5.The method of any one of the claims 1 to 4, further comprising:
outputting the quality score.
6.The method of any one of the claims 1 to 5, further comprising:
determining, using the target image and the machine learning system, whether the target specimen is post-treatment or pre-treatment based on the target image having or not having treatment effects;
upon determining that the target specimen is post-treatment, determining a predicted degree to which the target specimen has been treated based on the target image; and
outputting the predicted degree to which the target specimen has been treated.

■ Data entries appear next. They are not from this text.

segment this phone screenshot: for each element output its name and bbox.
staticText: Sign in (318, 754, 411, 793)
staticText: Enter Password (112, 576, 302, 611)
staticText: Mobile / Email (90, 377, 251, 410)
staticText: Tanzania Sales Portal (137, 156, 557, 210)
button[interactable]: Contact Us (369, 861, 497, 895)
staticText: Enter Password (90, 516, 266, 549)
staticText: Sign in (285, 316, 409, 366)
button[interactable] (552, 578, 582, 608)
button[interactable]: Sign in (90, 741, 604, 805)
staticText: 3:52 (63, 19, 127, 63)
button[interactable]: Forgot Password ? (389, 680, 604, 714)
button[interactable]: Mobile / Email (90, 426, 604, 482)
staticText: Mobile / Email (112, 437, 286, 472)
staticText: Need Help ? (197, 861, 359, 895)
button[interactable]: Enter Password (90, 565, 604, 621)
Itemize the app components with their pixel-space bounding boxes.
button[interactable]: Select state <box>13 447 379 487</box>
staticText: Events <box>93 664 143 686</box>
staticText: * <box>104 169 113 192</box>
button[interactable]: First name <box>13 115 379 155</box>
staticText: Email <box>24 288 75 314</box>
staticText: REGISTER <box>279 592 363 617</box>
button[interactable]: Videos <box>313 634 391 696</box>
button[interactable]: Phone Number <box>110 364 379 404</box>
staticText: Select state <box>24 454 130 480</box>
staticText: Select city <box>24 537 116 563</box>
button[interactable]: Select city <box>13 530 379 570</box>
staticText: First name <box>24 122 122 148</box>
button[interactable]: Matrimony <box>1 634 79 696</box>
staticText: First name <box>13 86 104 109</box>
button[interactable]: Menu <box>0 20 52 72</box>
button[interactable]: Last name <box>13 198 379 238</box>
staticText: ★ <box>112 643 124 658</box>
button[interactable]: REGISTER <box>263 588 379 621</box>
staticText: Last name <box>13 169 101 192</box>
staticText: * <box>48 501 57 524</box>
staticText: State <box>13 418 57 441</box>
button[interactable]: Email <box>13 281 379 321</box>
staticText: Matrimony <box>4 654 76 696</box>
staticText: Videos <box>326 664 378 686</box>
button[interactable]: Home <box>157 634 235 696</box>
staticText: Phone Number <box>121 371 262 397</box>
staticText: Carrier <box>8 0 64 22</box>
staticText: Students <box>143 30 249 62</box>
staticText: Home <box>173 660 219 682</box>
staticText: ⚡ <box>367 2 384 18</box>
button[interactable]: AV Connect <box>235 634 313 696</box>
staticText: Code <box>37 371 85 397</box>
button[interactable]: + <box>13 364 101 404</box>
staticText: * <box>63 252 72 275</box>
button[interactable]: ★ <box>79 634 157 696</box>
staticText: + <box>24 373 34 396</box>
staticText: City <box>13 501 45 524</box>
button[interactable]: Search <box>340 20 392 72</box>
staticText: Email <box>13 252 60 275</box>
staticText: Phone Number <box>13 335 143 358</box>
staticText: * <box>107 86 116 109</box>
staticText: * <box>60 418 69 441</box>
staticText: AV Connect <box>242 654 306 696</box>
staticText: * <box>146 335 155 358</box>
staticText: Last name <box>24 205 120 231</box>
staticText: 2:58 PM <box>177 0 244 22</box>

7.A system for performing quality control with respect to pathology specimen preparation by analyzing an image corresponding to a specimen, the system comprising:
at least one memory storing instructions; and
at least one processor executing the instructions to perform operations comprising:
receiving a target image corresponding to a target specimen, the target specimen comprising a tissue sample of a patient;
applying a machine learning system to the target image to determine at least one characteristic of the target specimen and/or at least one characteristic of the target image, the at least one characteristic being indicative of a quality control issue, including at least one of poorly cut specimen sections, scanning artifacts, damaged slides, and markings on slides, and the machine learning system having been generated by processing a plurality of training images to predict at least one characteristic, the training images comprising real images of human tissue and at least some synthetic images, and wherein at least some of the training images include examples of quality control issues;
outputting the at least one characteristic of the target specimen and/or the at least one characteristic of the target image;
identifying a quality score for the target image, the quality score being determined according to the machine learning system;
determining whether the quality score for the target image is less than a predetermined value;
in response to the quality score for the target image being less than the predetermined value, outputting a recommendation for increasing a quality of the target image, wherein the recommendation comprises any one or any combination of a specimen cut, a scanning parameter, a slide reconstruction, and a slide marking; and,
using the recommendation to receive a new target image, by performing any one or any combination of:
performing a specimen cut;
performing a scan using the scanning parameter;
performing a slide reconstruction; and
performing a slide marking.
8.The system of claim 7, the operations further comprising:
determining a prediction of a specimen type of the target specimen based on the at least one characteristic of the target specimen; and outputting the prediction of the specimen type of the target specimen.
9.The system of claim 7 or claim 8, the operations further comprising:
determining a prediction of a specimen type of the target specimen based on the at least one characteristic of the target specimen; and
in response to determining that a confidence value of the prediction does not exceed a predetermined threshold, outputting an alert indicating that the specimen type of the target specimen is not identifiable.
10.The system of any one of the claims 7 to 9, the operations further comprising:
determining a confidence value of a prediction of a specimen type of the target specimen based on the at least one characteristic of the target specimen; and
outputting the confidence value.
11.The system of any one of the claims 7 to 10, the operations further comprising:
outputting the quality score.
12.The system of any one of the claims 7 to 11, the operations further comprising:
determining, using the target image and the machine learning system, whether the target specimen is post-treatment or pre-treatment based on the target image having or not having treatment effects;
upon determining that the target specimen is post-treatment, determining a predicted degree to which the target specimen has been treated based on the target image; and
outputting the predicted degree to which the target specimen has been treated.